Personne ne savait si c’était réalisable, mais il s’est assuré qu’un plan soit prévu au cas où ce serait possible. Les grands rêves ne sont pas juste des visions. Ce sont des visions doublées de stratégies élaborées pour les concrétiser.
- Astro Teller lors d’une présentation à Tribeca, New York, le 22 avril 2015
J’ai l’incroyable chance de travailler pour une usine à moonshots. À X, anciennement appelé Google[x], vous trouverez un ingénieur en aéronautique spatiale travaillant aux côtés d’un créateur de mode et d’anciens commandants de troupes militaires, en réunion avec des spécialistes des lasers.
Ces ingénieurs, ces créateurs et ces inventeurs imaginent de nouvelles technologies qui, nous l’espérons, amélioreront considérablement nos modes de vie. Nous utilisons le mot « moonshot » pour ne jamais oublier de voir les choses en grand. Pour continuer à rêver. Et nous utilisons le mot « usine » pour nous souvenir qu’il faut avoir des plans concrets pour donner à chaque vision les meilleures chances de se concrétiser.
L’usine à moonshots est un lieu désordonné
Mais j’ai un secret à vous révéler. La machine en vogue qu’est la Silicon Valley a créé le mythe de visionnaires amassant des fortunes sans effort. Ne croyez pas ça.
L’usine à moonshots est un lieu désordonné. Mais plutôt que de fuir le désordre ou de prétendre qu’il n’existe pas, nous avons essayé d’en faire notre force. Nous passons la majeure partie de notre temps à casser des choses et à travailler à comprendre que nous faisons fausse route. C’est ça le secret, s’attaquer aux aspects les plus difficiles du problème en premier. Se demander joyeusement : « Comment allons-nous tuer notre projet aujourd’hui ? »

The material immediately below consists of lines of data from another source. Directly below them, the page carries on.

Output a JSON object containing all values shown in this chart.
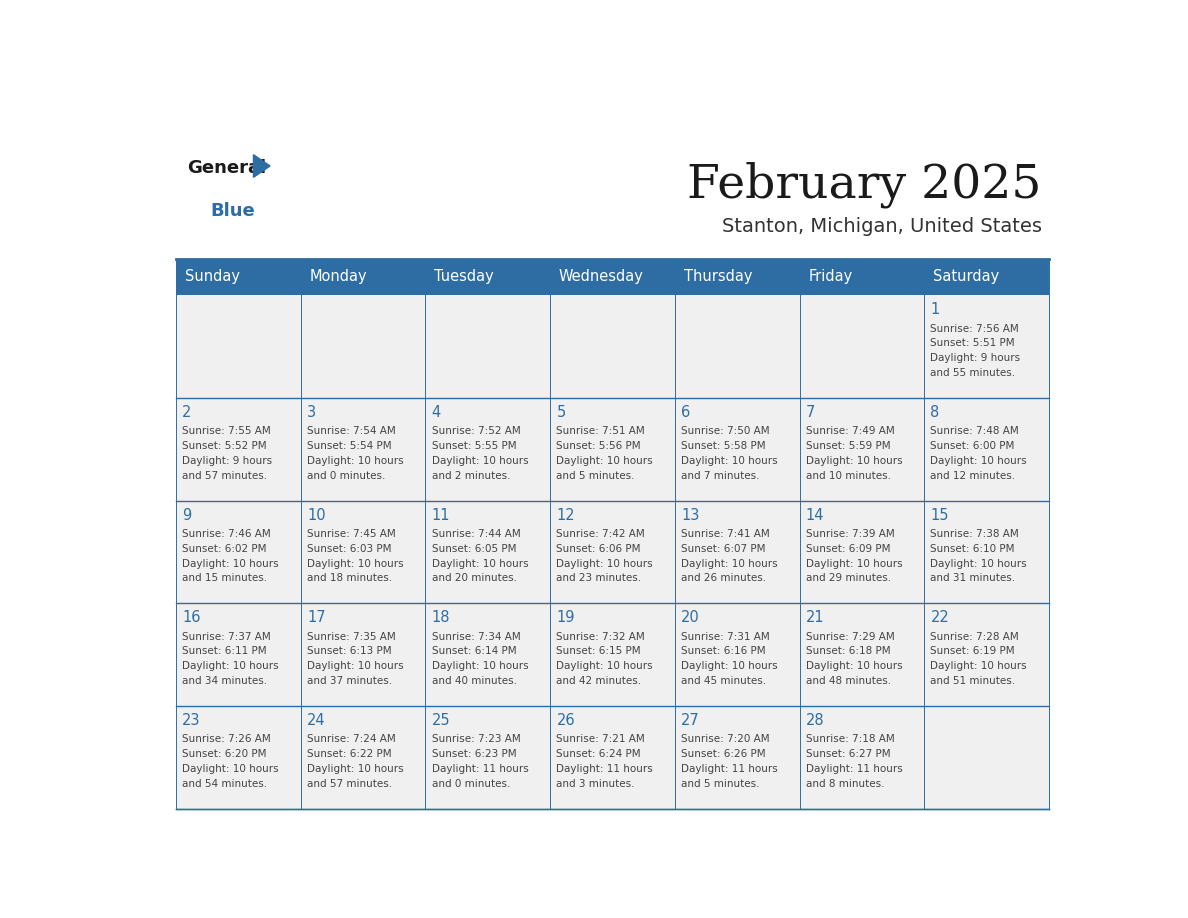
{
  "title": "February 2025",
  "subtitle": "Stanton, Michigan, United States",
  "days_of_week": [
    "Sunday",
    "Monday",
    "Tuesday",
    "Wednesday",
    "Thursday",
    "Friday",
    "Saturday"
  ],
  "header_bg_color": "#2e6da4",
  "header_text_color": "#ffffff",
  "cell_bg_color": "#f0f0f0",
  "day_number_color": "#2e6da4",
  "text_color": "#444444",
  "border_color": "#2e6da4",
  "line_color": "#2e6da4",
  "calendar_data": [
    [
      null,
      null,
      null,
      null,
      null,
      null,
      {
        "day": "1",
        "sunrise": "7:56 AM",
        "sunset": "5:51 PM",
        "daylight_h": "9 hours",
        "daylight_m": "and 55 minutes."
      }
    ],
    [
      {
        "day": "2",
        "sunrise": "7:55 AM",
        "sunset": "5:52 PM",
        "daylight_h": "9 hours",
        "daylight_m": "and 57 minutes."
      },
      {
        "day": "3",
        "sunrise": "7:54 AM",
        "sunset": "5:54 PM",
        "daylight_h": "10 hours",
        "daylight_m": "and 0 minutes."
      },
      {
        "day": "4",
        "sunrise": "7:52 AM",
        "sunset": "5:55 PM",
        "daylight_h": "10 hours",
        "daylight_m": "and 2 minutes."
      },
      {
        "day": "5",
        "sunrise": "7:51 AM",
        "sunset": "5:56 PM",
        "daylight_h": "10 hours",
        "daylight_m": "and 5 minutes."
      },
      {
        "day": "6",
        "sunrise": "7:50 AM",
        "sunset": "5:58 PM",
        "daylight_h": "10 hours",
        "daylight_m": "and 7 minutes."
      },
      {
        "day": "7",
        "sunrise": "7:49 AM",
        "sunset": "5:59 PM",
        "daylight_h": "10 hours",
        "daylight_m": "and 10 minutes."
      },
      {
        "day": "8",
        "sunrise": "7:48 AM",
        "sunset": "6:00 PM",
        "daylight_h": "10 hours",
        "daylight_m": "and 12 minutes."
      }
    ],
    [
      {
        "day": "9",
        "sunrise": "7:46 AM",
        "sunset": "6:02 PM",
        "daylight_h": "10 hours",
        "daylight_m": "and 15 minutes."
      },
      {
        "day": "10",
        "sunrise": "7:45 AM",
        "sunset": "6:03 PM",
        "daylight_h": "10 hours",
        "daylight_m": "and 18 minutes."
      },
      {
        "day": "11",
        "sunrise": "7:44 AM",
        "sunset": "6:05 PM",
        "daylight_h": "10 hours",
        "daylight_m": "and 20 minutes."
      },
      {
        "day": "12",
        "sunrise": "7:42 AM",
        "sunset": "6:06 PM",
        "daylight_h": "10 hours",
        "daylight_m": "and 23 minutes."
      },
      {
        "day": "13",
        "sunrise": "7:41 AM",
        "sunset": "6:07 PM",
        "daylight_h": "10 hours",
        "daylight_m": "and 26 minutes."
      },
      {
        "day": "14",
        "sunrise": "7:39 AM",
        "sunset": "6:09 PM",
        "daylight_h": "10 hours",
        "daylight_m": "and 29 minutes."
      },
      {
        "day": "15",
        "sunrise": "7:38 AM",
        "sunset": "6:10 PM",
        "daylight_h": "10 hours",
        "daylight_m": "and 31 minutes."
      }
    ],
    [
      {
        "day": "16",
        "sunrise": "7:37 AM",
        "sunset": "6:11 PM",
        "daylight_h": "10 hours",
        "daylight_m": "and 34 minutes."
      },
      {
        "day": "17",
        "sunrise": "7:35 AM",
        "sunset": "6:13 PM",
        "daylight_h": "10 hours",
        "daylight_m": "and 37 minutes."
      },
      {
        "day": "18",
        "sunrise": "7:34 AM",
        "sunset": "6:14 PM",
        "daylight_h": "10 hours",
        "daylight_m": "and 40 minutes."
      },
      {
        "day": "19",
        "sunrise": "7:32 AM",
        "sunset": "6:15 PM",
        "daylight_h": "10 hours",
        "daylight_m": "and 42 minutes."
      },
      {
        "day": "20",
        "sunrise": "7:31 AM",
        "sunset": "6:16 PM",
        "daylight_h": "10 hours",
        "daylight_m": "and 45 minutes."
      },
      {
        "day": "21",
        "sunrise": "7:29 AM",
        "sunset": "6:18 PM",
        "daylight_h": "10 hours",
        "daylight_m": "and 48 minutes."
      },
      {
        "day": "22",
        "sunrise": "7:28 AM",
        "sunset": "6:19 PM",
        "daylight_h": "10 hours",
        "daylight_m": "and 51 minutes."
      }
    ],
    [
      {
        "day": "23",
        "sunrise": "7:26 AM",
        "sunset": "6:20 PM",
        "daylight_h": "10 hours",
        "daylight_m": "and 54 minutes."
      },
      {
        "day": "24",
        "sunrise": "7:24 AM",
        "sunset": "6:22 PM",
        "daylight_h": "10 hours",
        "daylight_m": "and 57 minutes."
      },
      {
        "day": "25",
        "sunrise": "7:23 AM",
        "sunset": "6:23 PM",
        "daylight_h": "11 hours",
        "daylight_m": "and 0 minutes."
      },
      {
        "day": "26",
        "sunrise": "7:21 AM",
        "sunset": "6:24 PM",
        "daylight_h": "11 hours",
        "daylight_m": "and 3 minutes."
      },
      {
        "day": "27",
        "sunrise": "7:20 AM",
        "sunset": "6:26 PM",
        "daylight_h": "11 hours",
        "daylight_m": "and 5 minutes."
      },
      {
        "day": "28",
        "sunrise": "7:18 AM",
        "sunset": "6:27 PM",
        "daylight_h": "11 hours",
        "daylight_m": "and 8 minutes."
      },
      null
    ]
  ]
}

Nous avons trouvé un équilibre qui nous convient : autoriser notre optimisme inépuisable à alimenter nos visions tout en cultivant un scepticisme enthousiaste et une pensée critique pour insuffler la vie dans ces visions et les concrétiser.
Je veux vous présenter quelques-uns des projets que nous avons dû abandonner, et certains joyaux qui, en tous cas jusque-là, ont non seulement survécu à ce procédé mais ont été accélérés.
- Vue du Google Data Center
Un gros problème qui affecte des millions de gens
Voici la marque de fabrique de nos moonshots :
Nous cherchons un gros problème qui affecte des millions de gens dans le monde.
Puis nous tentons de proposer une solution radicale à ce problème.
Enfin, il doit y avoir une bonne raison de penser que la technologie pour parvenir à cette solution radicale peut être construite. Quelques gouttes d’espoir pour nous mettre en marche, et définir clairement certaines étapes par lesquelles il va nous falloir passer sur la voie qui mène à sa concrétisation.
L’année dernière, nous avons dû abandonner un projet d’agriculture verticale automatique. Cette image montre des laitues que nous avons fait pousser.